Southern Union takes major step to a healthier and cleaner campus

OPELIKA, AL (WTVM) - Administrators at Opelika's Southern Union Community Collage took a major step this week towards providing a healthier and cleaner campus for students, staff and visitors.

This week Southern Union Students returned to class for fall semester to a tobacco free campus. That means no smoking, chewing tobacco or using e-cigarettes. For a few weeks, you will be warned if you are caught using tobacco on campus.  After the grace period, violators will face a $25  fine.

Bright blue and yellow balloons draw attention to the Tobacco and Smoke Free signs along Southern Union's Campus. The students on campus are thankful for the change.

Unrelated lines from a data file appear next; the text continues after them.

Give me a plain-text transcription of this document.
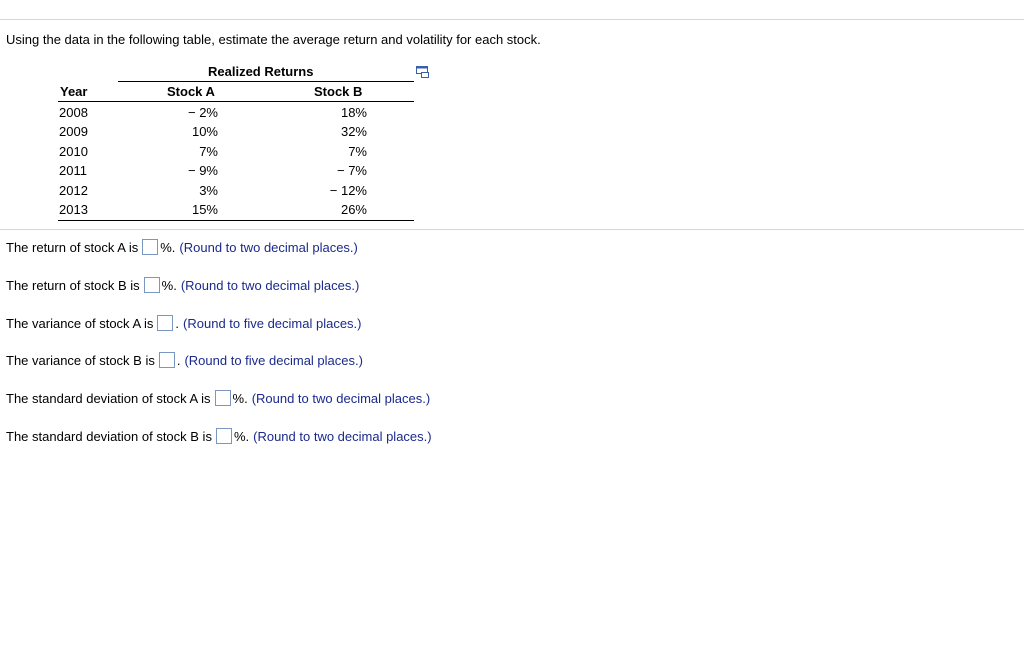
Using the data in the following table, estimate the average return and volatility for each stock.
Realized Returns
Year	Stock A	Stock B
2008	− 2%	18%
2009	10%	32%
2010	7%	7%
2011	− 9%	− 7%
2012	3%	− 12%
2013	15%	26%
The return of stock A is %. (Round to two decimal places.)
The return of stock B is %. (Round to two decimal places.)
The variance of stock A is . (Round to five decimal places.)
The variance of stock B is . (Round to five decimal places.)
The standard deviation of stock A is %. (Round to two decimal places.)
The standard deviation of stock B is %. (Round to two decimal places.)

"I think it's a good thing, I saw someone smoking and they threw the cigarette in the bush and I thought Lord Jesus a fire, but it is a good thing, smoke gets in your lungs and I like my lungs, it's a real good thing," said Kyle Robinson, SU Student.

"There were cigarette butts everywhere, it was really nasty it was the one thing I didn't like about Southern Union," said student Brittany Wilson.

Southern Union's President and administrators have worked for two years to bring their tobacco free vision to live. Around 74 percent of students, faculty and staff were in favor of the ban.

Smoking kills more Americans than alcohol, car crashes, AIDS-related deaths,fires, heroin, cocaine, homicide and suicide combined. Tobacco use is the leading cause of preventable death. Tobacco free policies also reduce health and maintenance costs for collages.  

As of July 1, there are more than 1,500 smoke-free campuses in the United States. More than one thousand campuses are smoke free and tobacco free. More than 700 campus's,  including Southern Union,  prohibit the use of cigarettes, all forms of tobacco along with electronic cigarettes.

Southern Union decided to ban e-cigarettes because they say the jury is still out on the health ramifications.
Southern Union officials say a smoke free campus encourages students to not start or even quit tobacco use. Studies show that tobacco use peaks from 18 to 25 years of age and college attendance can be a turning point in choosing not to use tobacco.